顎鬚仙人残日録

日残りて昏るるに未だ遠し…

水戸の梅まつり・2022…弘道館公園

2022年03月14日 | 水戸の観光

今年で126回を迎える水戸の梅まつりは、偕楽園のほか、水戸藩の藩校弘道館のある弘道館公園も会場として開催されています。コロナ禍のため3月1日から遅れての開催で、いろんなイベントはすべて中止ですが、自然はいつものように春を告げる花をいっぱい咲かせ始めました。


ここの梅は60種800本といわれ、早咲き、遅咲きと品種が多く長い期間楽しませてくれます。


たまたま訪れたのは、重要文化財の弘道館正門が開放の日で、天保12年(1841)に開設以来藩主の来館や特別な行事の際にのみ開かれた門をくぐることができました。


明治元年(1868)10月にここで藩内抗争の最後の激戦があり多数の死者を出しました。その時の弾痕が館内各所で見られ、門柱にも生々しく残っています。


正門、正庁、至善堂は当時の建物がそのまま残っており、国の重要文化財に指定されています。
正庁正面の式台と水戸の六名木「白難波」という白梅です。


武芸の試合が行われた対試場前には、弘道館を建てた水戸藩9代藩主徳川斉昭公の諡号の付いた薄紅色の「烈公梅」が咲いていました。


真っ赤な「緋の司」と弘道館至善堂裏手の梅林です。


学問の神様を祀る「孔子廟」も特別公開され、戟門(げきもん)も解放されていました。孔子の生誕地(中国山東省曲阜市)の方を向いて建てられているそうです。


孔子廟の大棟の両端に付いている鬼犾頭(きぎんとう)は、龍頭魚尾で頭から水を噴出する火災除けの水神で、流れ棟に鎮座するのは聖人の徳を感じて現れるという鬼龍子(きりゅうし)という霊獣です。


神儒一致の建学思想の象徴として建てられた鹿島神社は、昭和20年(1945)の水戸大空襲で焼失し、伊勢神宮第60回式年遷宮のとき、別宮「風日折宮」の旧殿一式が譲与され、唯一神明造りの社殿として再建されました。

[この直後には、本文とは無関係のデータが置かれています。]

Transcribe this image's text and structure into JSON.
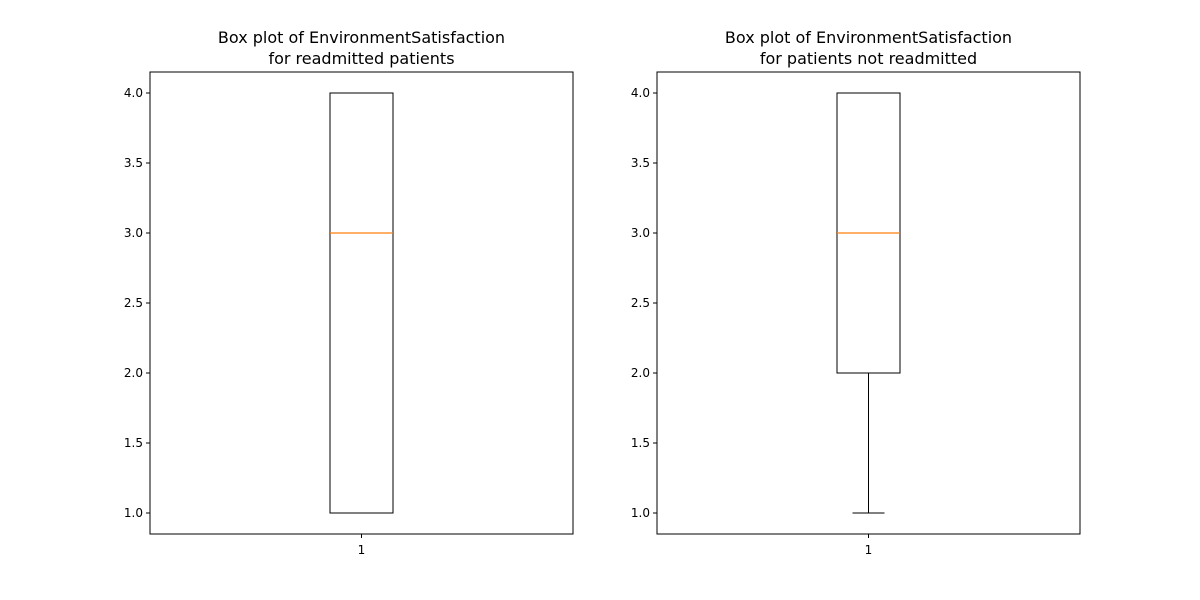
{
  "chart_data": [
    {
      "type": "box",
      "title": "Box plot of EnvironmentSatisfaction\nfor readmitted patients",
      "xlabel": "",
      "ylabel": "",
      "x_tick_labels": [
        "1"
      ],
      "y_ticks": [
        1.0,
        1.5,
        2.0,
        2.5,
        3.0,
        3.5,
        4.0
      ],
      "y_tick_labels": [
        "1.0",
        "1.5",
        "2.0",
        "2.5",
        "3.0",
        "3.5",
        "4.0"
      ],
      "ylim": [
        0.85,
        4.15
      ],
      "grid": false,
      "boxes": [
        {
          "category": "1",
          "whisker_low": 1.0,
          "q1": 1.0,
          "median": 3.0,
          "q3": 4.0,
          "whisker_high": 4.0
        }
      ]
    },
    {
      "type": "box",
      "title": "Box plot of EnvironmentSatisfaction\nfor patients not readmitted",
      "xlabel": "",
      "ylabel": "",
      "x_tick_labels": [
        "1"
      ],
      "y_ticks": [
        1.0,
        1.5,
        2.0,
        2.5,
        3.0,
        3.5,
        4.0
      ],
      "y_tick_labels": [
        "1.0",
        "1.5",
        "2.0",
        "2.5",
        "3.0",
        "3.5",
        "4.0"
      ],
      "ylim": [
        0.85,
        4.15
      ],
      "grid": false,
      "boxes": [
        {
          "category": "1",
          "whisker_low": 1.0,
          "q1": 2.0,
          "median": 3.0,
          "q3": 4.0,
          "whisker_high": 4.0
        }
      ]
    }
  ],
  "colors": {
    "median": "#ff7f0e",
    "box": "#000000",
    "axes": "#000000",
    "background": "#ffffff"
  }
}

藩校としては全国一の規模の面積約10.5haの敷地中央には、弘道館の建学精神を刻んだ弘道館記の石碑が納められている八卦堂が建っています。東日本大震災では碑の一部が崩落し、文化庁が6か月をかけて修理復元しました。堂を覆っている梅花は「八重寒紅」です。


北柵門と土塁からみた弘道館公園です。弘道館は水戸城の三の丸にあり、もとあった重臣屋敷を立ち退かせて建立されました。水戸城の大手橋前の重要な郭のため、周りは土塁と堀が巡らされていました。


「水戸の六名木」とは、花の形・香り・色などが特に優れていると選ばれた6品種、その中でも人気の「月影」と、文館跡の梅林です。


この一帯は当時、文館や寄宿寮がありましたが、明治元年の戦いで焼失してしまいました。
手前の梅は底紅という咲き方の「鈴鹿の関」、花弁の真ん中がほんのりと紅く染まります。


弘道館の寄宿生に起床時間を知らせる「学生警鐘」の鐘楼です。昭和20年の戦火を免れ、修理が加えられて現存していますが、鐘の実物は弘道館内で展示されています。


昭和5年建設の旧県庁舎は、近世ゴシック建築様式のレンガ張りの外観が重厚な印象を与え、梅やこの後咲く桜の花にとてもよく似合います。写真の似合っている梅の花は「月宮殿」という名です。

ウクライナの悲惨な戦禍の情報や、一向に減らない県内の感染状況など人間社会はウキウキする気分ではありませんが、自然は寒かった冬から急に暖かい日が続き、後れを取り戻すように一生懸命咲いています。どうも今年は、開花時期が短く、次の桜の出番にすぐなりそうな気もします。